Ce gameplay, parlons-en. D’une part, on a une action à la Gears of War. Que ce soit le level design très linéaire, la gestion des armes, la façon de sprinter ou les éléments de teamplay, le jeu partage pas mal de similarités avec le titre phare d’Epic. Mais Dead Space semble aussi avoir été une source d’inspiration pour les développeurs de Terminal Reality. HUD intégré dans le proton pack, système d’argent pour acheter les améliorations, ordinateur de bord à la ceinture gérant à la fois inventaire, informations et options de jeu, les exemples ne manquent pas là non plus.
Bien évidemment, Ghostbusters a une originalité de taille concernant le gameplay, outre le fait d’éviter de croiser les effluves, c’est la capture de fantômes. Agissant comme un lasso, le proton stream n’est pas forcément évident à maîtriser de prime abord. Les premiers fantômes pourront sembler laborieux à capturer, mais on apprendra très vite à faire du slam dunk de fantôme dans le piège (carrément !), ou à manier les différents add-ons du proton pack qui seront donnés au fil du jeu, comme le jet de slime à la manière du second film. Les mécanismes de jeu sont maîtrisés d’autant plus vite que l’aventure est extrêmement courte. A peine plus de 5 heures pour en venir à bout, c’est assez léger, surtout en l’absence de campagne coopérative ou de véritable rejouabilité, si ce n’est une recherche des artefacts maudits dispersés dans les différents niveaux, mais qui n’est pas des plus passionnantes.
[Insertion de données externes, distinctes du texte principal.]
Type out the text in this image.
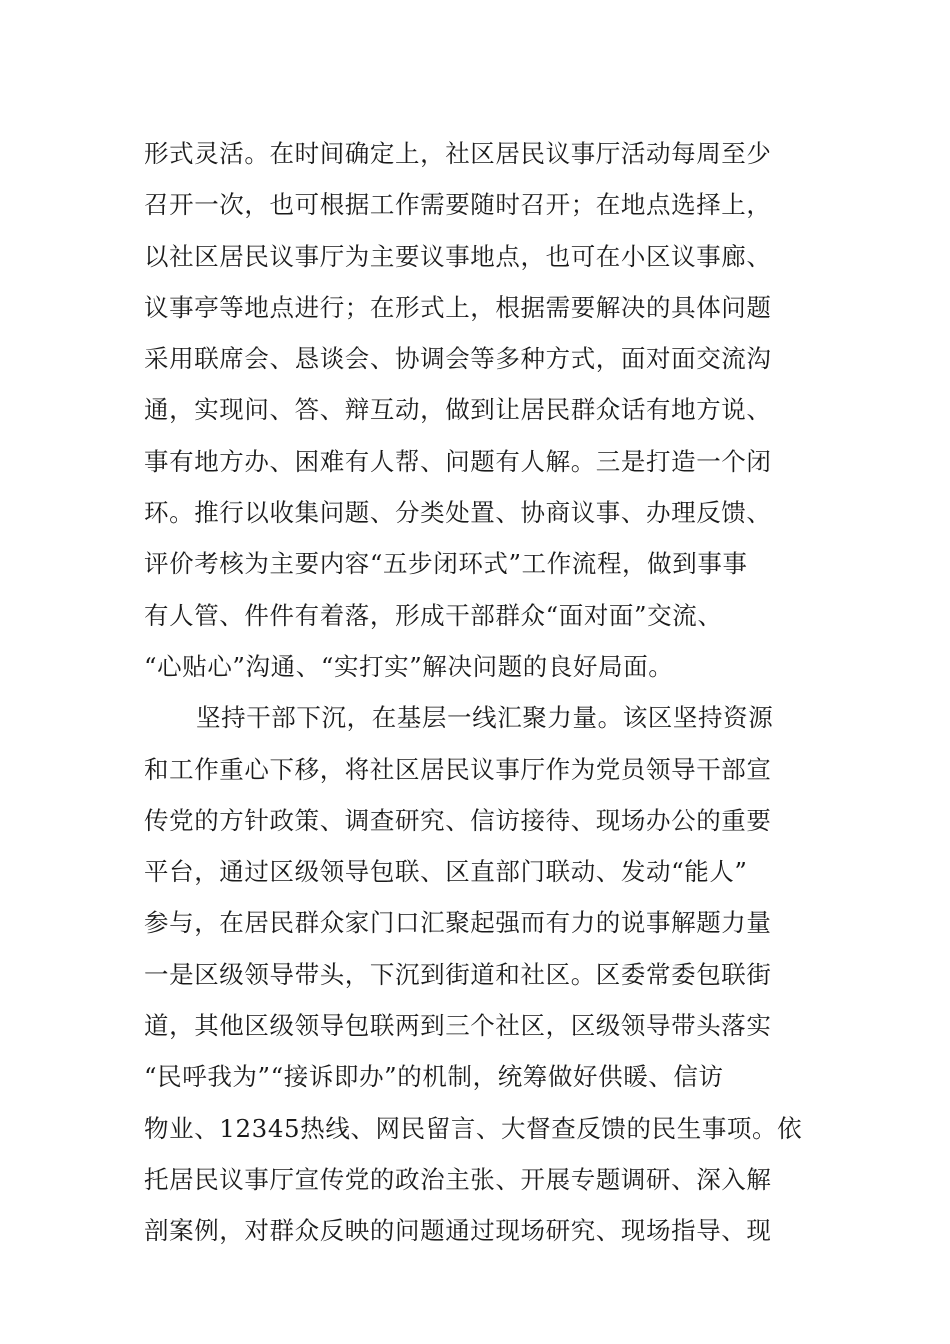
形式灵活。在时间确定上，社区居民议事厅活动每周至少
召开一次，也可根据工作需要随时召开；在地点选择上，
以社区居民议事厅为主要议事地点，也可在小区议事廊、
议事亭等地点进行；在形式上，根据需要解决的具体问题
采用联席会、恳谈会、协调会等多种方式，面对面交流沟
通，实现问、答、辩互动，做到让居民群众话有地方说、
事有地方办、困难有人帮、问题有人解。三是打造一个闭
环。推行以收集问题、分类处置、协商议事、办理反馈、
评价考核为主要内容“五步闭环式”工作流程，做到事事
有人管、件件有着落，形成干部群众“面对面”交流、
“心贴心”沟通、“实打实”解决问题的良好局面。
坚持干部下沉，在基层一线汇聚力量。该区坚持资源
和工作重心下移，将社区居民议事厅作为党员领导干部宣
传党的方针政策、调查研究、信访接待、现场办公的重要
平台，通过区级领导包联、区直部门联动、发动“能人”
参与，在居民群众家门口汇聚起强而有力的说事解题力量
一是区级领导带头，下沉到街道和社区。区委常委包联街
道，其他区级领导包联两到三个社区，区级领导带头落实
“民呼我为”“接诉即办”的机制，统筹做好供暖、信访
物业、12345热线、网民留言、大督查反馈的民生事项。依
托居民议事厅宣传党的政治主张、开展专题调研、深入解
剖案例，对群众反映的问题通过现场研究、现场指导、现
Le jeu propose tout de même un mode multijoueur, que je n’ai pas eu l’occasion de tester pour le moment. Ce mode semble offrir des missions en coopératif, mais j’ignore si elles sont scénarisées où s’il s’agit simplement de capturer quelques fantômes cachés dans des niveaux parcourus en solo. Affaire à suivre, je vous en reparlerai.
Concernant la réalisation, c’est très correct, sans être non plus renversant. Je parle de la réalisation graphique, car concernant la musique, les thèmes musicaux du jeu étant issus des films, on ne pouvait pas faire mieux. Le jeu n’accuse pas de défaut particulier concernant les graphismes, l’ensemble est plutôt soigné et le jeu est fluide, mais il reste en deçà d’un Gears of War ou d’un Resident Evil 5. Néanmoins, le fait qu’une grande partie des décors soient destructible lui donne un atout considérable.
Si le jeu ne dure que 5 heures, ce sont 5 heures très intenses, dans l’univers très particulier et superbement retranscrit de Ghostbusters. Si vous avez aimé les films, et il ne saurait en être autrement devant leur perfection, ce jeu vous est alors indispensable. L’humour, le rythme, l’ambiance, le scénario, tout est travaillé à la manière des films qui l’ont précédé. Ni le gameplay ni la réalisation ne viennent entacher le tableau. A ranger parmi les meilleures adaptations vidéoludiques, à côté de Riddick.
P.S. : A part le premier screenshot, tout le reste vient de Gamekult, pour changer.








2 août 2009 à 10:15
c etait sur atari 800XL que tu jouais a ghostbusters
2 août 2009 à 12:07
Ah ok, merci. Après vérification, le screenshot coïncide, coup de chance.